Network Intrusion Detection System : Phishing

  • Tech Stack: Python, Sklearn, Machine Learning Algorithms (Gradient Boosting Classifier, CatBoost Classifier, XGBoost Classifier, Multi-layer Perceptron, Random Forest, Support Vector Machine, Decision Tree, K-Nearest Neighbors, Logistic Regression and Naive Bayes Classifier)

This project focuses on developing a sophisticated Machine learning model for detecting phishing attacks, a critical step towards safeguarding computer systems against cyber threats. The model leverages various powerful algorithms and feature selection techniques to analyze a dataset containing phishing URLs and text from emails. The approach involves developing two types of classification algorithms: URL classification & Text classification. The URL classification algorithm scrutinizes various URL features, such as length, presence of the '@', IP address, and prefix & suffix in domain names, to detect any indication of phishing activity. On the other hand, the Text classification algorithm examines the frequency of words and semantic analysis of email content to improve the accuracy of the detection process further.

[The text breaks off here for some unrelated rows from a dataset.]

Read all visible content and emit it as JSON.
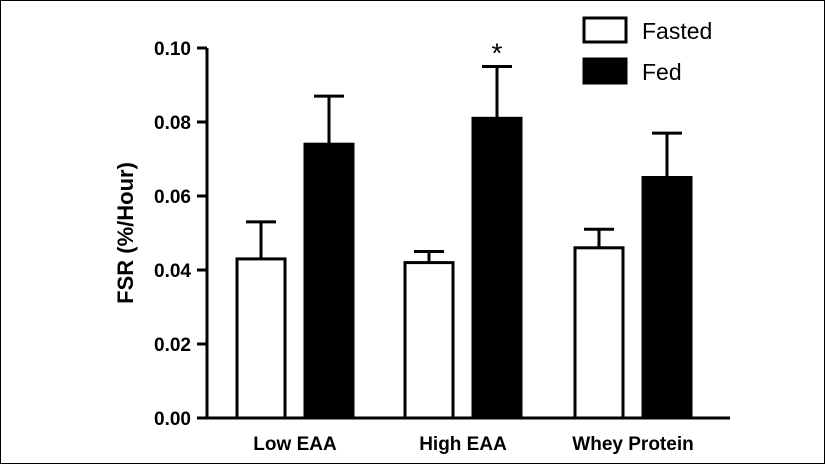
{
  "chart_data": {
    "type": "bar",
    "title": "",
    "xlabel": "",
    "ylabel": "FSR (%/Hour)",
    "ylim": [
      0.0,
      0.1
    ],
    "yticks": [
      "0.00",
      "0.02",
      "0.04",
      "0.06",
      "0.08",
      "0.10"
    ],
    "categories": [
      "Low EAA",
      "High EAA",
      "Whey Protein"
    ],
    "series": [
      {
        "name": "Fasted",
        "color": "#ffffff",
        "values": [
          0.043,
          0.042,
          0.046
        ],
        "errors": [
          0.01,
          0.003,
          0.005
        ]
      },
      {
        "name": "Fed",
        "color": "#000000",
        "values": [
          0.074,
          0.081,
          0.065
        ],
        "errors": [
          0.013,
          0.014,
          0.012
        ]
      }
    ],
    "annotations": [
      {
        "text": "*",
        "category": "High EAA",
        "series": "Fed"
      }
    ],
    "legend_position": "top-right",
    "grid": false
  }
}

Combining multiple ML algorithms, including Gradient Boosting, XGBoost, CatBoost, Naive Bayes, Logistic Regression, Decision Tree, KNN, Random Forest, SVM, and Multi-layer Perceptron, the model provides robust detection capabilities. The feature selection techniques, such as principal component analysis (PCA), assist in identifying and highlighting the essential attributes of phishing emails, making the model even more efficient. Ultimately, this project aims to provide a powerful tool to protect computer systems and individuals against phishing attacks by identifying and blocking suspicious emails and URLs, thereby mitigating the risk of cyber threats.